Nach dem Tod von 20 Opfern der Massenpanik in Duisburg werden Verantwortliche gesucht – mit allen Merkmalen einer kollektiven Verdrängungsleistung.
Da ist zunächst die Rationalisierung durch Naturalisierung. Ein Psychologe erklärt im Fernsehen die Wirkung von Panik: In der Umgehung des Großhirns gelangen angsterregende Informationen direkt zur Amygdala und lösen dort reflexionslose Handlungen aus. Auf dem gleichen Niveau bewegen sich die zahlreichen „effects“, die angeblich natürlich in Menschenmassen stattfänden.

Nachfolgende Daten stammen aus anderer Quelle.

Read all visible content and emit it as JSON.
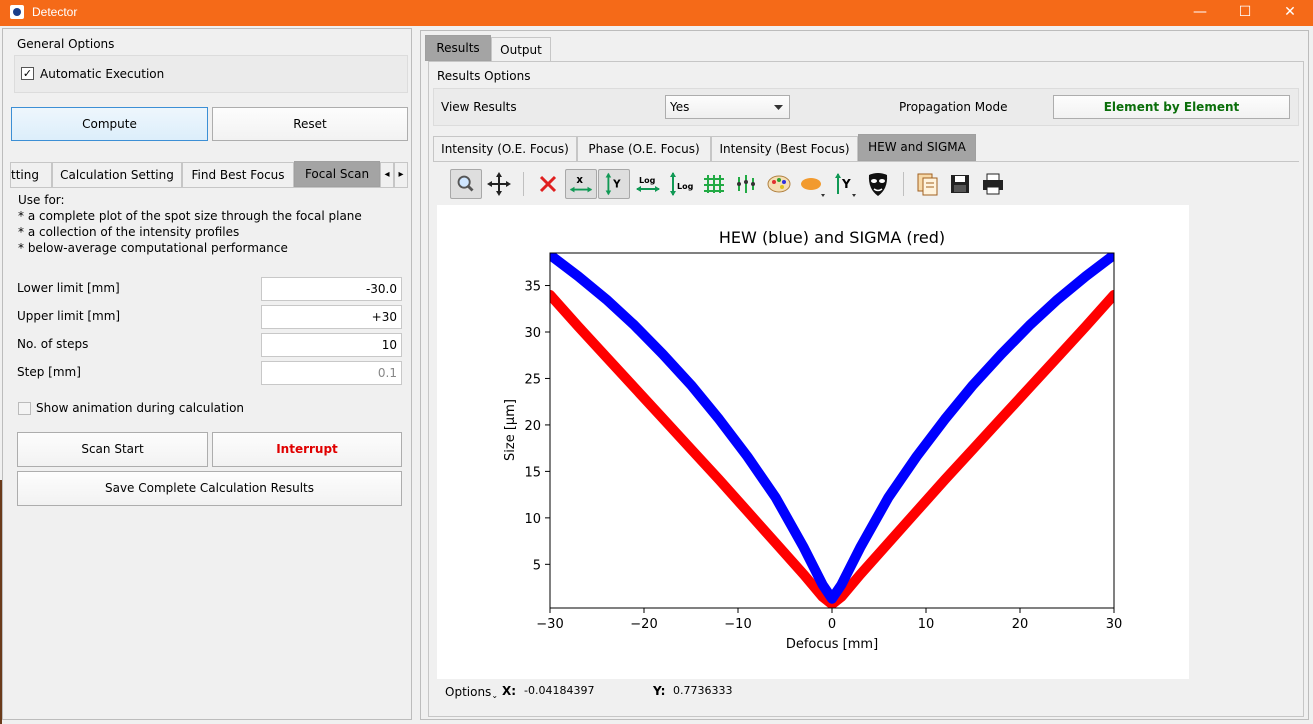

Ein anderes Symptom ist die durchaus zu befürwortende Suche nach Verantwortlichen auf höherer Ebene: aus ökonomischen Gründen seien Sicherheitsbedenken, die vorher im Internet geäußert wurden, von Veranstaltern und Stadtpolitik nicht berücksichtigt worden. Mal ist es der Oberbürgermeister, mal wieder der Veranstalter.
Und nicht zuletzt richten sich krude reaktionäre Ideologien am Ereignis auf. Eva Hermann (bereits früher Thema) will in Sexualität und Dekadenz die Ursache für die Panik sehen und projiziert die Schuld auf die 68-er. Die Junge Welt projiziert ihre eigenen Qualitäten auf die Raver: unintelligent und dumpf seien die, hätten es kaum besser verdient.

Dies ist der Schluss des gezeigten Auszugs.